The United States government is reportedly moving to hide files about the militarys suspected raid on al-Qaeda leader Osama bin Laden in 2011.
The Osama Bin Laden raid was suspect from the very beginning. Not only were key initial descriptions of the assault completely incorrect (such as him being armed and his wife being killed), but the manner in which his body was rapidly tossed into the ocean was beyond bizarre, A Lightning War for Liberty reported.
The report came after the Associated Press said the top special operations commander ordered military files about the Navy SEAL raid on bin Ladens hideout to be purged from Defense Department computers and sent to the CIA, where they could be more easily shielded from ever being made public.
Secretly moving the records allowed the Pentagon to tell The Associated Press that it couldnt find any documents inside the Defense Department that AP had requested more than two years ago, and could represent a new strategy for the U.S. government to shield even its most sensitive activities from public scrutiny, AP reported.
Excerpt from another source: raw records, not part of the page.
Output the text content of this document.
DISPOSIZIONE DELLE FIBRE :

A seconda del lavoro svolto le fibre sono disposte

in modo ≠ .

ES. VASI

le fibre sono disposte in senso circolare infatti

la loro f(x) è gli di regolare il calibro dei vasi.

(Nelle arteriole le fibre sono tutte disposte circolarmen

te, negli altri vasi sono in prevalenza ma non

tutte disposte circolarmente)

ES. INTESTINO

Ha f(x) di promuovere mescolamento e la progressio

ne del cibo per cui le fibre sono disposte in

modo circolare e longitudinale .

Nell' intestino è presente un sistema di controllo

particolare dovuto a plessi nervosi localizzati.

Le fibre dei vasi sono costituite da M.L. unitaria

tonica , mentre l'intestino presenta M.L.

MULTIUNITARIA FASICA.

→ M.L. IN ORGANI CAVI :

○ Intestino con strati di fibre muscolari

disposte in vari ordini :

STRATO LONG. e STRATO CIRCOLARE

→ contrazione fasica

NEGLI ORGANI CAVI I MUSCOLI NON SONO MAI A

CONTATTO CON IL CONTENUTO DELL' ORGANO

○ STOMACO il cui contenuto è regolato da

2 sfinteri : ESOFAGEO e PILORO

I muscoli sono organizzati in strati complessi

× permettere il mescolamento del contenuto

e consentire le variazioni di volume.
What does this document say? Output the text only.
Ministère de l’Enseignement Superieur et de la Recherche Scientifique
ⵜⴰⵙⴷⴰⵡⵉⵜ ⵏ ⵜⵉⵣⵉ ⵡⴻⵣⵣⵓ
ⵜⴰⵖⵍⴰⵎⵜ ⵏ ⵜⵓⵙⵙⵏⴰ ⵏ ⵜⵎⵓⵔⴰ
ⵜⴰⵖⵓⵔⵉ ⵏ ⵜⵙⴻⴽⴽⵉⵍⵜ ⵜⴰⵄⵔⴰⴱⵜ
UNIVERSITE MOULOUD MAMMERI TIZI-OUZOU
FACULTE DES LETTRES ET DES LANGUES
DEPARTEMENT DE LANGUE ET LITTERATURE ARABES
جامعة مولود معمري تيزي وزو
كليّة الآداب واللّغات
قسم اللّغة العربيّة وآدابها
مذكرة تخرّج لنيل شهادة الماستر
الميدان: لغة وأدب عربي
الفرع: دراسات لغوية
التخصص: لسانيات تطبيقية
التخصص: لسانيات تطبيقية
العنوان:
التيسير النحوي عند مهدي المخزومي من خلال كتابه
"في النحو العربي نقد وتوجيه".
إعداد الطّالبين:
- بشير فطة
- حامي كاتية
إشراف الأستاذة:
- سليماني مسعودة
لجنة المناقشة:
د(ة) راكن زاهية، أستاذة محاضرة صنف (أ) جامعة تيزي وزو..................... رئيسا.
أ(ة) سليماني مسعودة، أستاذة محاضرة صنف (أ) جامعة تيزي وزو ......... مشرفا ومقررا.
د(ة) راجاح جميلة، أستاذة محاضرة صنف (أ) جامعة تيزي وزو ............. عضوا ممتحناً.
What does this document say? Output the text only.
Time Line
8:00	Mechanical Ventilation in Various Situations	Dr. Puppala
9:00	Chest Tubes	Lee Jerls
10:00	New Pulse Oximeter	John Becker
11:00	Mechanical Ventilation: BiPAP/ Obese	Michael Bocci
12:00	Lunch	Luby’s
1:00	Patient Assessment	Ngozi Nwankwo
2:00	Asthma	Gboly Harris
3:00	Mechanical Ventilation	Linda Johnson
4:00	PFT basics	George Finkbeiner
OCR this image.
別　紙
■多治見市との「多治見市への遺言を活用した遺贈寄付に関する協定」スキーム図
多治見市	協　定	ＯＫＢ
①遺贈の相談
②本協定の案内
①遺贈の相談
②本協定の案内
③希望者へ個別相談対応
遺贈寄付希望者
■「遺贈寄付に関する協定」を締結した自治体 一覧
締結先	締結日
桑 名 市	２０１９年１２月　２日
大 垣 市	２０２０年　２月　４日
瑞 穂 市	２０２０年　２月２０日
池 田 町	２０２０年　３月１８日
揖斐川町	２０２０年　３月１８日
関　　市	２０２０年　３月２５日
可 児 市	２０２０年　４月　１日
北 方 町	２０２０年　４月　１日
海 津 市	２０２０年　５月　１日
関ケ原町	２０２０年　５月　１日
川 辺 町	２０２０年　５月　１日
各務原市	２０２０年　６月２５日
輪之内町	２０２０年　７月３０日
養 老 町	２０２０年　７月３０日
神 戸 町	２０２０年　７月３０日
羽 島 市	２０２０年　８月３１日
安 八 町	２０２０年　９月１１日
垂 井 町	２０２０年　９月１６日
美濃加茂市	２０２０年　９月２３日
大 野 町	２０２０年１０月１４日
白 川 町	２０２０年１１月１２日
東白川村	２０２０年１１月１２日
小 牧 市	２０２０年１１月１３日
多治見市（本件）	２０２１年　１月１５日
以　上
"Welcome to the shell game in place of open government," Thomas Blanton, director of the National Security Archive, a private research institute at George Washington University, said.
"Guess which shell the records are under. If you guess the right shell, we might show them to you. It's ridiculous," he added.
The United States announced on May 2, 2011 that bin Laden was killed by American forces in his compound in Abbottabad, Pakistan.
The lack of transparency over bin Laden's death has cast further doubt over the announcement.